Diğer taraftan özellikle rüzgar türbinlerinin kanatlarındaki kompozit malzemelerin içinde taşıyıcı olarak kullanılıyorlar. Çünkü XPS’in çok yüksek basma dayanımına sahip olanları var. Hatta kullanımı çok hacimli olmasa da araçlarda çarpışma esnasında enerji ve darbe sönümleyici olarak kullanılabiliyor. Tabii bünyesine su almadığından sörf malzemesi olarak da imal ediliyorlar.

“XPS’in nem ve suya dayanımı önemli özelliklerinin başında geliyor. Özellikle temel ve teraslarda, doğru detaylarda kullanıldığında yapı ömrü boyunca değişmeyen bir performans sunuyor...”
4) Diğer yalıtım malzemelerine kıyasla ne tür avantajlara sahip? Yapılara, kullanıcıya, tasarımcılara, uygulamacılara, çevreye ne katıyor?
XPS’in nem ve suya dayanımı önemli özelliklerinin başında geliyor.

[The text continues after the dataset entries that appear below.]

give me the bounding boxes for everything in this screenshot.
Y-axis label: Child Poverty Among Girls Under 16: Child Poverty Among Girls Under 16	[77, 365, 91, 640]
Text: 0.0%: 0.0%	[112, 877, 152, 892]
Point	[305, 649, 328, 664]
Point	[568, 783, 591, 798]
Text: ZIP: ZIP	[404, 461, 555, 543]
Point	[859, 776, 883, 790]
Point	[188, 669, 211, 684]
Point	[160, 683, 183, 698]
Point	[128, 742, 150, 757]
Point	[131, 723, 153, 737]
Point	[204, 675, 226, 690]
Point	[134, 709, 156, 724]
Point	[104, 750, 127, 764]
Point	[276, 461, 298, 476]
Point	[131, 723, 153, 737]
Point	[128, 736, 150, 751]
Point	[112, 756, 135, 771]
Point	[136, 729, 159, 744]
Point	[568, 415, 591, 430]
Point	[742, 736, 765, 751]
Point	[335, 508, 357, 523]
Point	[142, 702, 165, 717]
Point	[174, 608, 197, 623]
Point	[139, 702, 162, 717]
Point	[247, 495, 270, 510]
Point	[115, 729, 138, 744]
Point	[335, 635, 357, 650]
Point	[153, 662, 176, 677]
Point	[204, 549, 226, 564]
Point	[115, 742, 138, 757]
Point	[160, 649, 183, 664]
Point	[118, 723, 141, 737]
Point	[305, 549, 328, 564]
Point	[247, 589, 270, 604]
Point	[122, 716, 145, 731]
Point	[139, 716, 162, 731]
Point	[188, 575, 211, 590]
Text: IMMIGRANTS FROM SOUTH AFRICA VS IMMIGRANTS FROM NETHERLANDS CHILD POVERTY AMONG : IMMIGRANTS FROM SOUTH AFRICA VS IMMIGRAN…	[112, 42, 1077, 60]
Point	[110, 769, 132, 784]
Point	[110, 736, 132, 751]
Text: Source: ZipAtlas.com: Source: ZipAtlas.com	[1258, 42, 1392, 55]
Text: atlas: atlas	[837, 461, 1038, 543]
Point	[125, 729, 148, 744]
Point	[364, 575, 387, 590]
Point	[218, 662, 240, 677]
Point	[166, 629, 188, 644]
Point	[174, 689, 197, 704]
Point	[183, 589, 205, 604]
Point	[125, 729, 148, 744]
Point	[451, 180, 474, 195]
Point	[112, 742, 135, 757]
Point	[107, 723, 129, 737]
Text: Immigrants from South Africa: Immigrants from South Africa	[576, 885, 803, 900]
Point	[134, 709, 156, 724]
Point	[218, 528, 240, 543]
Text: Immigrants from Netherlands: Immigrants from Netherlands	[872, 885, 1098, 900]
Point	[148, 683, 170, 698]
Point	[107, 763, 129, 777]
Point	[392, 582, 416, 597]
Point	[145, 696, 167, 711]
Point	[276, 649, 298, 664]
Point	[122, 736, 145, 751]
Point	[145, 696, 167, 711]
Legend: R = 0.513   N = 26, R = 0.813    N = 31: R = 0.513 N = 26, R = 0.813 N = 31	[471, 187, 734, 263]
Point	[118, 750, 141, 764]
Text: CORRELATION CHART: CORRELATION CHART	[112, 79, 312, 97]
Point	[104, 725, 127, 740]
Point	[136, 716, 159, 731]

Özellikle temel ve teraslarda, doğru detaylarda kullanıldığında yapı ömrü boyunca değişmeyen bir performans sunuyor. 40 yıl önce yapılmış çatılardan söküp test ettiğimiz ürünlerin hala ilk günkü performans değerlerinde olduğunu görüyoruz. Fakat burada tabii önemli olan, ürünün gerçekten kaliteli üretilmiş olması ve uygulamasına da özen gösterilmesi. Türkiye’de maliyet baskısıyla yıllar içinde XPS, birçok üretici tarafından yoğunluğu ve taşıyıcılığı düşük olarak üretilmeye başlandı. Bu da ürün performansını olumsuz yönde etkiliyor. XPS ürünün performanslı ısı yalıtımı yapabilmesinin sebebi hücrelerinin kapalı olmasıdır. Kapalı hücreler ise yaklaşık 30 kg/ m³ ve üzeri yoğunluklarla elde edilebilen bir özellik. Bunun altında kalan yoğunluklarda açık hücre yüzdeleri mutlaka artıyor. Ülkemizde başka hiçbir ülkede üretilmediği kadar düşük yoğunlukta üretilen (yaklaşık 20 kilogram/ m³) ürünler var. Bu ürünler aslında kapalı hücre yapısına sahip değil. Bu büyük bir problem teşkil ediyor. Çünkü piyasada XPS malzeme olarak kullanılıyor fakat su altında performans gösteremiyorlar. Donma çözülmeye kesinlikle dayanamıyorlar. En büyük problem açıkçası bu. O yüzden tüketicinin, müteahhidin ve uygulayıcının doğru ürünü seçmesi lazım.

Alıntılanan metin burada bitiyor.